The Prince William Concert Grand harp stands over 74 inches tall, weighs 83 pounds and costs $89,000. According to Lyon & Healy, its manufacturer, the harp features not only a “clear and resonant” sound but also clusters of “23+ karat” gilded roses at its crown and pedestal, double rosewood inlay and a motif of ribbons and vines hand-drawn in gold leaf on its Sitka spruce soundboard. The instrument, in other words, is a lot like the music of Joanna Newsom, who plays one: elaborately, beautifully, preposterously well-wrought. Newsom has the unlikely distinction of being the best-known harpist in American indie music, and she’s probably the best-known harpist in America, period, selling hundreds of thousands of records and earning champions like Will Oldham, who gave Newsom her big break; Dave Eggers, who’s written rhapsodically about her; and Paul Thomas Anderson, who cast her in Inherent Vice and directed two of her videos. Newsom has acted on Portlandia and starred in an MGMT video, too, but music has been her obsession since she declared, around age 4, that she wanted to learn the harp.
A few years later, an impressed instructor taught her a revelatory new way to think about the instrument, derived from polymetric West African traditions, that stoked Newsom’s sense that harps were capable of more than just making pretty glissandi: “The idea is that the left hand” — which plays the bass part — “is very grounded, playing a steady one-two-three-four beat, and that’s the earth,” Newsom says. “But your right hand” — which plucks out the melodic line — “is doing a one-two-three that never grounds, never resolves, and that’s heaven.” Newsom drums her fingers to illustrate, creating a transfixing beat that undulates in and out of phase, then raises her hands to her temples to mime her pre-adolescent skull shattering. “It was mind-melting,” she says. “Heaven and earth come together every 12 beats.”
Newsom bought her Prince William a few years ago at a steep discount — “Lyon & Healy basically sponsored me” — and it squeezes just barely into the back of her Audi SUV, which she has parked, at the moment, in a comically tight space in Los Angeles.
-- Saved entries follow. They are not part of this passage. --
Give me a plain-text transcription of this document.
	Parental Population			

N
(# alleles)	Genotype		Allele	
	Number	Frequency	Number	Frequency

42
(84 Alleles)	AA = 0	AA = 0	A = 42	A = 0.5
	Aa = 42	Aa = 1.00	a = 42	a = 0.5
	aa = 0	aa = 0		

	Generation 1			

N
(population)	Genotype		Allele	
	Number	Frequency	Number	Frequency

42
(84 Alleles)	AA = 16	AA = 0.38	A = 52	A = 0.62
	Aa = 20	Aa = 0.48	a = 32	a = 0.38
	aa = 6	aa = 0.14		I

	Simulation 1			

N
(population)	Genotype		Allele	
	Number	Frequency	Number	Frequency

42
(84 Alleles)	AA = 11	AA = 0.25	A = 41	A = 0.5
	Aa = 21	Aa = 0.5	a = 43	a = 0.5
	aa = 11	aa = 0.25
Newsom is a self-described insomniac and although it’s nearly 4 p.m. on a Monday, she only just ate breakfast, at an old-timey restaurant in Los Feliz. There’s a nearby bird sanctuary she’s curious to visit next. “I haven’t had a car since I was 16 that couldn’t fit a harp,” she says, tugging at her steering wheel and dislodging the Audi in fits and starts. In high school she drove a “1992 Plymouth Voyager in periwinkle,” and while her ride’s gotten sleeker since then, the principle stands: “I need a dumb, big car.” When Newsom isn’t schlepping the Prince William to rehearsal spaces or recording studios, it lives in her music room at home, near her piano and framed by windows facing pine trees, which are uncommon in Los Angeles and remind her of her birthplace.
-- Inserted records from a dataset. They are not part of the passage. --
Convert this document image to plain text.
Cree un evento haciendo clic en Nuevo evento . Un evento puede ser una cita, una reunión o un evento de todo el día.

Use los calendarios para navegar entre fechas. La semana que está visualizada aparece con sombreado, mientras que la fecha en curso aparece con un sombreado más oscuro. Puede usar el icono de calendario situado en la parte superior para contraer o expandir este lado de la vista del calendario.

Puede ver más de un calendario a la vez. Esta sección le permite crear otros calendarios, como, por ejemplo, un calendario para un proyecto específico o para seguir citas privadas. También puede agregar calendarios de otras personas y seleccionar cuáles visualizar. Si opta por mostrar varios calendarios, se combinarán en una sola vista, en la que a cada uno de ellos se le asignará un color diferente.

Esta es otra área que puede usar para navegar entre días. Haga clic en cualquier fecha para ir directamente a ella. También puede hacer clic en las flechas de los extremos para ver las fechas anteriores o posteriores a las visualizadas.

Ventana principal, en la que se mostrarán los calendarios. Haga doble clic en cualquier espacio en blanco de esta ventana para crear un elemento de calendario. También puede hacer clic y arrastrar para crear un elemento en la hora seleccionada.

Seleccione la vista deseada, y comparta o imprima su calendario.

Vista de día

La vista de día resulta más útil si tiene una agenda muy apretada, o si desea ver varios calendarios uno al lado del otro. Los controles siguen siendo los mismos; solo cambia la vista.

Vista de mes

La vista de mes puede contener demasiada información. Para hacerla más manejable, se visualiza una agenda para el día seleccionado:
Newsom comes from just outside Nevada City, a small, New Age–y mecca in Northern California; on the music room’s western wall is an oil portrait of her, painted by a hometown pal, which she used for the cover of her 2006 album, Ys, and which her husband, Andy Samberg — the Brooklyn Nine-Nine star, 2015 Emmys host and former Saturday Night Live wunderkind — bought from the painter last Christmas as a gift to Newsom. The Audi’s backseat is currently flat, ready to receive the harp at a moment’s notice, and the dashboard is beeping frantically because Newsom’s close to crunching the bumper behind her. “It took me a good two minutes to get into this spot,” she says. “I had a mortifying Austin Powers moment.” Newsom realizes she just name-checked a gag from 1997 and adds, in a self-deprecating deadpan, “Which is a topical, timely reference.”